Le déclenchement d'une réponse sympathique réflexe hyperactive par des influx nociceptifs est donc susceptible d'entraîner, dans certaines conditions, la création d'un circuit s'autogénérant. L'hyperactivation des nocicepteurs de tous les types engendrant une augmentation des afférences nociceptives au niveau de la corne postérieure, cette augmentation des afférences nociceptives amplifiant les échanges synaptiques au niveau de la corne postérieure avec des fibres sympathiques préganglionnaires. Plus il se trouve de fibres sympathiques activées, plus les conséquences périphériques sont grandes au niveau des différents récepteurs.

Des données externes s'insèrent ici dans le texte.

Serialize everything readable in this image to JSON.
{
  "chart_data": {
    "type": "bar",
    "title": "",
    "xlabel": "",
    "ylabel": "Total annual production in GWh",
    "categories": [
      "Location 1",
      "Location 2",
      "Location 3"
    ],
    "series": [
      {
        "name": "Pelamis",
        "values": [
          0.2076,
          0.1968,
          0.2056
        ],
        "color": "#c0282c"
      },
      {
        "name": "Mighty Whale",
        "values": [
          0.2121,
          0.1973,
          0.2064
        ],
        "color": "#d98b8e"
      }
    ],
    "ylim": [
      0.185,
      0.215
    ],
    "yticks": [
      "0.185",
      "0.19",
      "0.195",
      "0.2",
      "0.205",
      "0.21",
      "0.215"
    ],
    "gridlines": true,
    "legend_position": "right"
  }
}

Plus les récepteurs de tous types sont activés, plus il arrive d'afférences nociceptives au niveau de la corne postérieure et ainsi de suite.

Le cercle vicieux ainsi créé offre de fait une partie des explications pour des douleurs que l'on qualifiait autrefois de "dystrophie sympathique réflexe / algodystrophie / causalgie et encore bien d'autres" et qui selon la nomenclature de l'IASP sont de nos jours qualifiées de "Sympathetically Maintained Pain" i.e. des douleurs dont la présence soutenue est sous la gouverne du système nerveux autonome sympathique.